Entertainment? Distraction? Escapism?
All fair reasons. Certain albums, though, add another, deeper layer: the ability to travel both across continents and through time with a simple click of a Play button.
Bombay Calling, the sophomore album from Norwegian singer Samsaya, isn't just a genre-busting set of songs drawing from pop, dance, hip hop, funk, soul and Bollywood. It's a long-distance call to the singer's heritage, one that augments modern pop with traditional Indian sounds that'll still fill any club in Miami or Los Angeles, but won't sound like the same clichéd Top 40 songs you've heard for years.
On Bombay, one hears the uptempo funk of "Stereotype" and bubbly synths of "Superhero" clash against the grinding, industrial pop of "Good With the Bad" and R&B synths-meets-Indian percussion of the title track. Produced by multi-platinum-selling Roc Nation producer Fred Ball, the album fits alongside your favorite Rihanna, M.I.A. and Amy Winehouse records, with a twist.
"I like to make music that comes from an emotional place, and sometimes, that may not sound pretty, and I don't think it necessarily should," says Samsaya from her home in Norway. "It's okay for it to sound a little ugly. The music is about pureness."
This extends to Bombay Calling's lyrics, which draw on the singer's experiences "growing up feeling Norwegian but not looking stereotypically Norwegian." "A lot of people are run by fear and I try to infuse so much love that you don't have to fearm" the singer says. "Music is an architect with the power to build bridges. It meets you at the dance floor but it still makes you think and connects your heart."
Influenced by everyone from Mary J. Blige and TLC to OutKast and famed Indian singer Asha Bhosle, Samsaya, whose name means "doubt" in Hindi, has "always questioned everything," writing reactionary, iconoclastic lyrics as a child. "At 12, I heard Dinah Washington's 'I'm Mad About the Boy' and hearing that trumpet-type voice, something happened to me," recalls the singer. "Religious lyrics and traditional music didn't have soul. This moved me." Eschewing her parents' pleas to play classical Indian music in favor of more beat-driven tracks, Samsaya released Shedding Skin, her debut album, in 2004, and has released a steady stream of singles since.

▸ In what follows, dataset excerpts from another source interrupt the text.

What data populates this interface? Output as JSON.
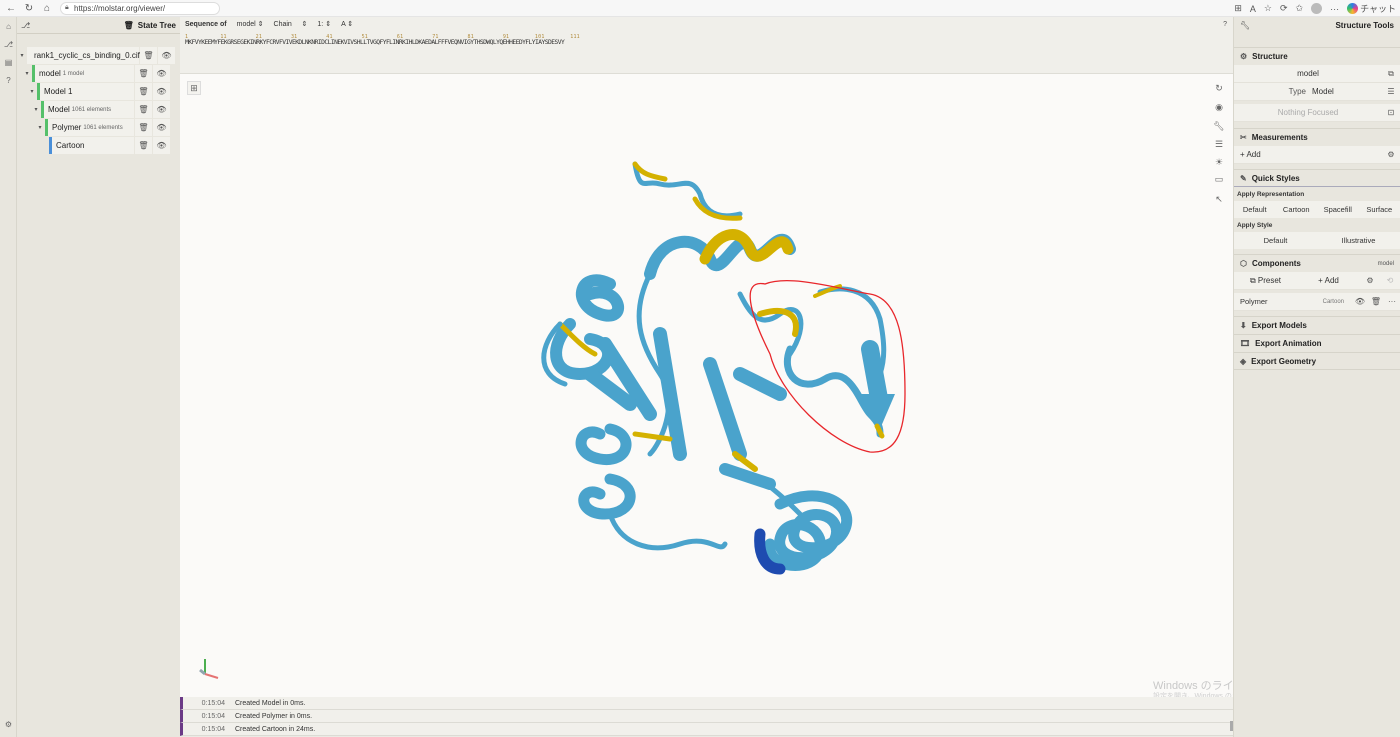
{
  "browser": {
    "url": "https://molstar.org/viewer/",
    "chat_label": "チャット"
  },
  "state_tree": {
    "title": "State Tree",
    "nodes": [
      {
        "label": "rank1_cyclic_cs_binding_0.cif",
        "sub": ""
      },
      {
        "label": "model",
        "sub": "1 model"
      },
      {
        "label": "Model 1",
        "sub": ""
      },
      {
        "label": "Model",
        "sub": "1061 elements"
      },
      {
        "label": "Polymer",
        "sub": "1061 elements"
      },
      {
        "label": "Cartoon",
        "sub": ""
      }
    ]
  },
  "sequence": {
    "label": "Sequence of",
    "entity": "model",
    "mode": "Chain",
    "chain_index": "1:",
    "chain_id": "A",
    "numbers": "1          11         21         31         41         51         61         71         81         91        101        111",
    "residues": "MKFVYKEEMYFEKGRSEGEKINRKYFCRVFVIVEKDLNKNRIDCLINEKVIVSHLLTVGQFYFLINRKIHLDKAEDALFFFVEQNVIGYTHSDWQLYQEHHEEDYFLYIAYSDESVY"
  },
  "log": [
    {
      "time": "0:15:04",
      "message": "Created Model in 0ms."
    },
    {
      "time": "0:15:04",
      "message": "Created Polymer in 0ms."
    },
    {
      "time": "0:15:04",
      "message": "Created Cartoon in 24ms."
    }
  ],
  "watermark": {
    "line1": "Windows のライセンス認証",
    "line2": "設定を開き、Windows のライセンス認証を行ってください。"
  },
  "structure_tools": {
    "title": "Structure Tools",
    "structure": {
      "title": "Structure",
      "model_value": "model",
      "type_label": "Type",
      "type_value": "Model",
      "focus_placeholder": "Nothing Focused"
    },
    "measurements": {
      "title": "Measurements",
      "add_label": "Add"
    },
    "quick_styles": {
      "title": "Quick Styles",
      "apply_representation": "Apply Representation",
      "representations": [
        "Default",
        "Cartoon",
        "Spacefill",
        "Surface"
      ],
      "apply_style": "Apply Style",
      "styles": [
        "Default",
        "Illustrative"
      ]
    },
    "components": {
      "title": "Components",
      "note": "model",
      "preset_label": "Preset",
      "add_label": "Add",
      "polymer_label": "Polymer",
      "polymer_repr": "Cartoon"
    },
    "export_models": "Export Models",
    "export_animation": "Export Animation",
    "export_geometry": "Export Geometry"
  },
  "colors": {
    "helix_strand": "#4aa3cc",
    "loop_highlight": "#d4b100",
    "annotation_circle": "#e8262b",
    "log_accent": "#6b3a86"
  }
}
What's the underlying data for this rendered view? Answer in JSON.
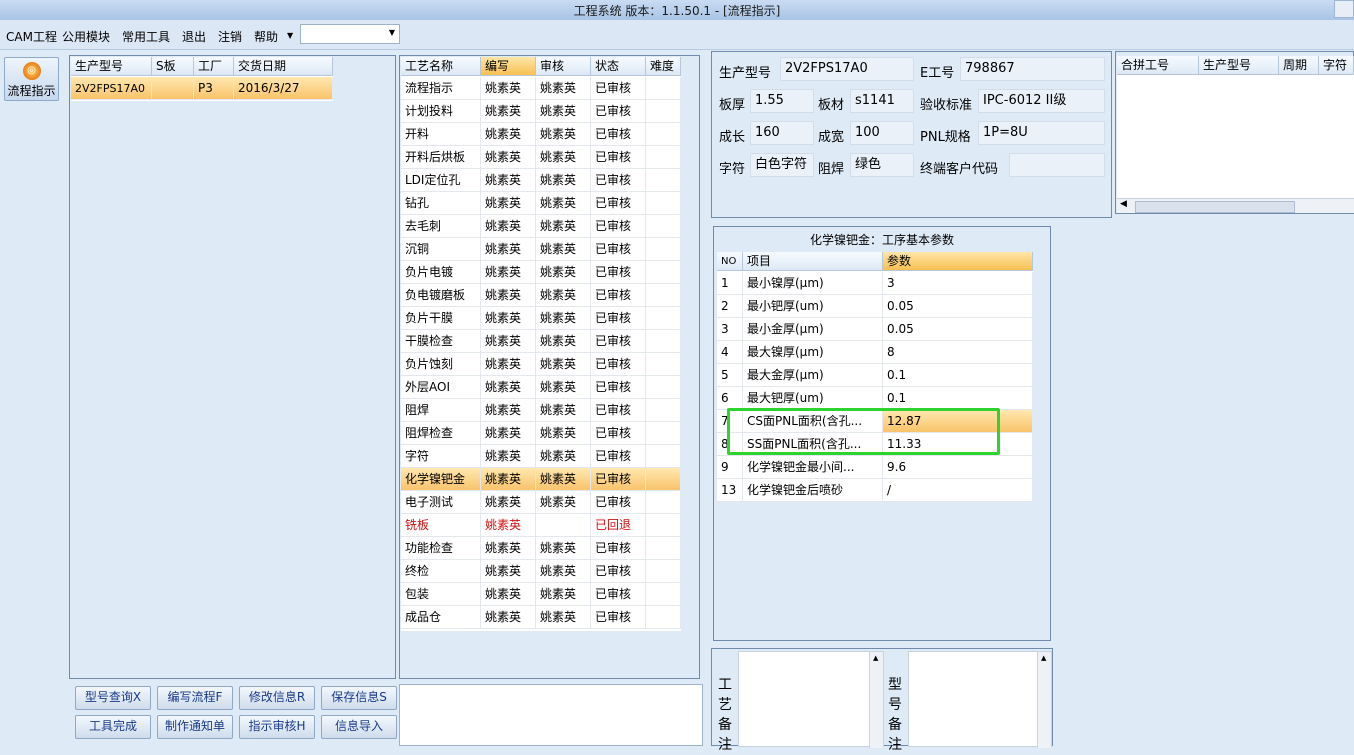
{
  "window": {
    "title": "工程系统   版本：1.1.50.1 - [流程指示]"
  },
  "menu": {
    "items": [
      "CAM工程",
      "公用模块",
      "常用工具",
      "退出",
      "注销",
      "帮助"
    ],
    "dropdown_value": ""
  },
  "toolbar": {
    "flow_button": "流程指示"
  },
  "orders": {
    "headers": [
      "生产型号",
      "S板",
      "工厂",
      "交货日期"
    ],
    "rows": [
      {
        "model": "2V2FPS17A0",
        "s": "",
        "factory": "P3",
        "date": "2016/3/27"
      }
    ]
  },
  "process": {
    "headers": [
      "工艺名称",
      "编写",
      "审核",
      "状态",
      "难度"
    ],
    "rows": [
      {
        "name": "流程指示",
        "writer": "姚素英",
        "reviewer": "姚素英",
        "status": "已审核",
        "difficulty": ""
      },
      {
        "name": "计划投料",
        "writer": "姚素英",
        "reviewer": "姚素英",
        "status": "已审核",
        "difficulty": ""
      },
      {
        "name": "开料",
        "writer": "姚素英",
        "reviewer": "姚素英",
        "status": "已审核",
        "difficulty": ""
      },
      {
        "name": "开料后烘板",
        "writer": "姚素英",
        "reviewer": "姚素英",
        "status": "已审核",
        "difficulty": ""
      },
      {
        "name": "LDI定位孔",
        "writer": "姚素英",
        "reviewer": "姚素英",
        "status": "已审核",
        "difficulty": ""
      },
      {
        "name": "钻孔",
        "writer": "姚素英",
        "reviewer": "姚素英",
        "status": "已审核",
        "difficulty": ""
      },
      {
        "name": "去毛刺",
        "writer": "姚素英",
        "reviewer": "姚素英",
        "status": "已审核",
        "difficulty": ""
      },
      {
        "name": "沉铜",
        "writer": "姚素英",
        "reviewer": "姚素英",
        "status": "已审核",
        "difficulty": ""
      },
      {
        "name": "负片电镀",
        "writer": "姚素英",
        "reviewer": "姚素英",
        "status": "已审核",
        "difficulty": ""
      },
      {
        "name": "负电镀磨板",
        "writer": "姚素英",
        "reviewer": "姚素英",
        "status": "已审核",
        "difficulty": ""
      },
      {
        "name": "负片干膜",
        "writer": "姚素英",
        "reviewer": "姚素英",
        "status": "已审核",
        "difficulty": ""
      },
      {
        "name": "干膜检查",
        "writer": "姚素英",
        "reviewer": "姚素英",
        "status": "已审核",
        "difficulty": ""
      },
      {
        "name": "负片蚀刻",
        "writer": "姚素英",
        "reviewer": "姚素英",
        "status": "已审核",
        "difficulty": ""
      },
      {
        "name": "外层AOI",
        "writer": "姚素英",
        "reviewer": "姚素英",
        "status": "已审核",
        "difficulty": ""
      },
      {
        "name": "阻焊",
        "writer": "姚素英",
        "reviewer": "姚素英",
        "status": "已审核",
        "difficulty": ""
      },
      {
        "name": "阻焊检查",
        "writer": "姚素英",
        "reviewer": "姚素英",
        "status": "已审核",
        "difficulty": ""
      },
      {
        "name": "字符",
        "writer": "姚素英",
        "reviewer": "姚素英",
        "status": "已审核",
        "difficulty": ""
      },
      {
        "name": "化学镍钯金",
        "writer": "姚素英",
        "reviewer": "姚素英",
        "status": "已审核",
        "difficulty": ""
      },
      {
        "name": "电子测试",
        "writer": "姚素英",
        "reviewer": "姚素英",
        "status": "已审核",
        "difficulty": ""
      },
      {
        "name": "铣板",
        "writer": "姚素英",
        "reviewer": "",
        "status": "已回退",
        "difficulty": ""
      },
      {
        "name": "功能检查",
        "writer": "姚素英",
        "reviewer": "姚素英",
        "status": "已审核",
        "difficulty": ""
      },
      {
        "name": "终检",
        "writer": "姚素英",
        "reviewer": "姚素英",
        "status": "已审核",
        "difficulty": ""
      },
      {
        "name": "包装",
        "writer": "姚素英",
        "reviewer": "姚素英",
        "status": "已审核",
        "difficulty": ""
      },
      {
        "name": "成品仓",
        "writer": "姚素英",
        "reviewer": "姚素英",
        "status": "已审核",
        "difficulty": ""
      }
    ]
  },
  "info": {
    "model_label": "生产型号",
    "model": "2V2FPS17A0",
    "eno_label": "E工号",
    "eno": "798867",
    "thickness_label": "板厚",
    "thickness": "1.55",
    "material_label": "板材",
    "material": "s1141",
    "standard_label": "验收标准",
    "standard": "IPC-6012 II级",
    "length_label": "成长",
    "length": "160",
    "width_label": "成宽",
    "width": "100",
    "pnl_label": "PNL规格",
    "pnl": "1P=8U",
    "char_label": "字符",
    "char": "白色字符",
    "mask_label": "阻焊",
    "mask": "绿色",
    "customer_label": "终端客户代码",
    "customer": ""
  },
  "combine": {
    "headers": [
      "合拼工号",
      "生产型号",
      "周期",
      "字符"
    ]
  },
  "params": {
    "title": "化学镍钯金：工序基本参数",
    "headers": [
      "NO",
      "项目",
      "参数"
    ],
    "rows": [
      {
        "no": "1",
        "item": "最小镍厚(μm)",
        "value": "3"
      },
      {
        "no": "2",
        "item": "最小钯厚(um)",
        "value": "0.05"
      },
      {
        "no": "3",
        "item": "最小金厚(μm)",
        "value": "0.05"
      },
      {
        "no": "4",
        "item": "最大镍厚(μm)",
        "value": "8"
      },
      {
        "no": "5",
        "item": "最大金厚(μm)",
        "value": "0.1"
      },
      {
        "no": "6",
        "item": "最大钯厚(um)",
        "value": "0.1"
      },
      {
        "no": "7",
        "item": "CS面PNL面积(含孔...",
        "value": "12.87"
      },
      {
        "no": "8",
        "item": "SS面PNL面积(含孔...",
        "value": "11.33"
      },
      {
        "no": "9",
        "item": "化学镍钯金最小间...",
        "value": "9.6"
      },
      {
        "no": "13",
        "item": "化学镍钯金后喷砂",
        "value": "/"
      }
    ]
  },
  "remarks": {
    "process_label": "工艺备注",
    "model_label": "型号备注"
  },
  "buttons": {
    "query": "型号查询X",
    "write": "编写流程F",
    "modify": "修改信息R",
    "save": "保存信息S",
    "finish": "工具完成",
    "notice": "制作通知单",
    "review": "指示审核H",
    "import": "信息导入"
  },
  "colors": {
    "highlight_border": "#2fd32f",
    "selection": "#f9c36a"
  }
}
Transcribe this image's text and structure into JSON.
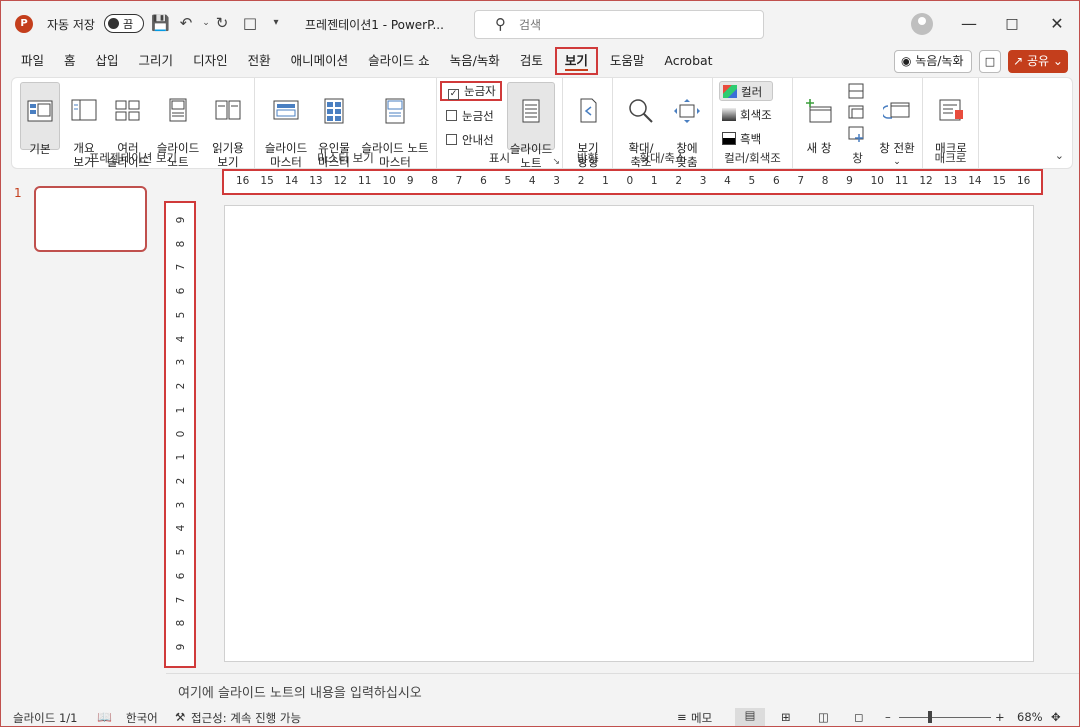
{
  "titlebar": {
    "app_icon": "powerpoint-logo",
    "autosave_label": "자동 저장",
    "autosave_state": "끔",
    "doc_title": "프레젠테이션1 - PowerP...",
    "search_placeholder": "검색",
    "controls": [
      "minimize-icon",
      "maximize-icon",
      "close-icon"
    ]
  },
  "tabs": [
    {
      "label": "파일"
    },
    {
      "label": "홈"
    },
    {
      "label": "삽입"
    },
    {
      "label": "그리기"
    },
    {
      "label": "디자인"
    },
    {
      "label": "전환"
    },
    {
      "label": "애니메이션"
    },
    {
      "label": "슬라이드 쇼"
    },
    {
      "label": "녹음/녹화"
    },
    {
      "label": "검토"
    },
    {
      "label": "보기",
      "active": true
    },
    {
      "label": "도움말"
    },
    {
      "label": "Acrobat"
    }
  ],
  "right_buttons": {
    "record": "녹음/녹화",
    "share": "공유"
  },
  "ribbon": {
    "presentation_views": {
      "label": "프레젠테이션 보기",
      "normal": "기본",
      "outline": "개요\n보기",
      "sorter": "여러\n슬라이드",
      "notes_page": "슬라이드\n노트",
      "reading": "읽기용\n보기"
    },
    "master_views": {
      "label": "마스터 보기",
      "slide_master": "슬라이드\n마스터",
      "handout_master": "유인물\n마스터",
      "notes_master": "슬라이드 노트\n마스터"
    },
    "show": {
      "label": "표시",
      "ruler": "눈금자",
      "gridlines": "눈금선",
      "guides": "안내선",
      "notes": "슬라이드\n노트"
    },
    "orientation": {
      "label": "방향",
      "button": "보기\n방향"
    },
    "zoom": {
      "label": "확대/축소",
      "zoom": "확대/\n축소",
      "fit": "창에\n맞춤"
    },
    "color": {
      "label": "컬러/회색조",
      "color": "컬러",
      "grayscale": "회색조",
      "bw": "흑백"
    },
    "window": {
      "label": "창",
      "new_window": "새 창",
      "switch": "창 전환"
    },
    "macros": {
      "label": "매크로",
      "button": "매크로"
    }
  },
  "slide_pane": {
    "number": "1"
  },
  "ruler_h": [
    "16",
    "15",
    "14",
    "13",
    "12",
    "11",
    "10",
    "9",
    "8",
    "7",
    "6",
    "5",
    "4",
    "3",
    "2",
    "1",
    "0",
    "1",
    "2",
    "3",
    "4",
    "5",
    "6",
    "7",
    "8",
    "9",
    "10",
    "11",
    "12",
    "13",
    "14",
    "15",
    "16"
  ],
  "ruler_v": [
    "9",
    "8",
    "7",
    "6",
    "5",
    "4",
    "3",
    "2",
    "1",
    "0",
    "1",
    "2",
    "3",
    "4",
    "5",
    "6",
    "7",
    "8",
    "9"
  ],
  "notes_placeholder": "여기에 슬라이드 노트의 내용을 입력하십시오",
  "statusbar": {
    "slide": "슬라이드 1/1",
    "language": "한국어",
    "accessibility": "접근성: 계속 진행 가능",
    "notes": "메모",
    "zoom": "68%"
  }
}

While her parents have accepted her career choice ("Two years ago, they'd hand me employment forms for various jobs"), Samsaya's rebellious streak remains. When major labels asked the singer to fix a three-millimeter gap between her two front teeth, she refused and named her own record label 3MM Records. "I thought my teeth were the prettiest, coolest thing about me," the singer says. "It later became a big symbol to me of self-perception and not compromising."
This extends to Samsaya's live performance, which always features a heart painted over the singer's left eye. "It's a reminder that everything I meet and see, I will look upon with my heart and see it with an open mind," says the singer. "The first thing people see is the face and I was always hoping people would see beyond that. I started wearing what was inside of me on the outside."
"Heart" and "soul." Two words oft overused but on Bombay Calling, wholly appropriate. On "Breaking Bad," a song that could easily fit in any Top 40 radio station, generic pop tropes are replaced with the singer's upending of traditional gender and ethnic roles. It's heady stuff for pop music, but not unusual for Samsaya's strong beliefs. Catchy pop music and smart lyricism don't have to be mutually exclusive. Bombay Calling is living proof.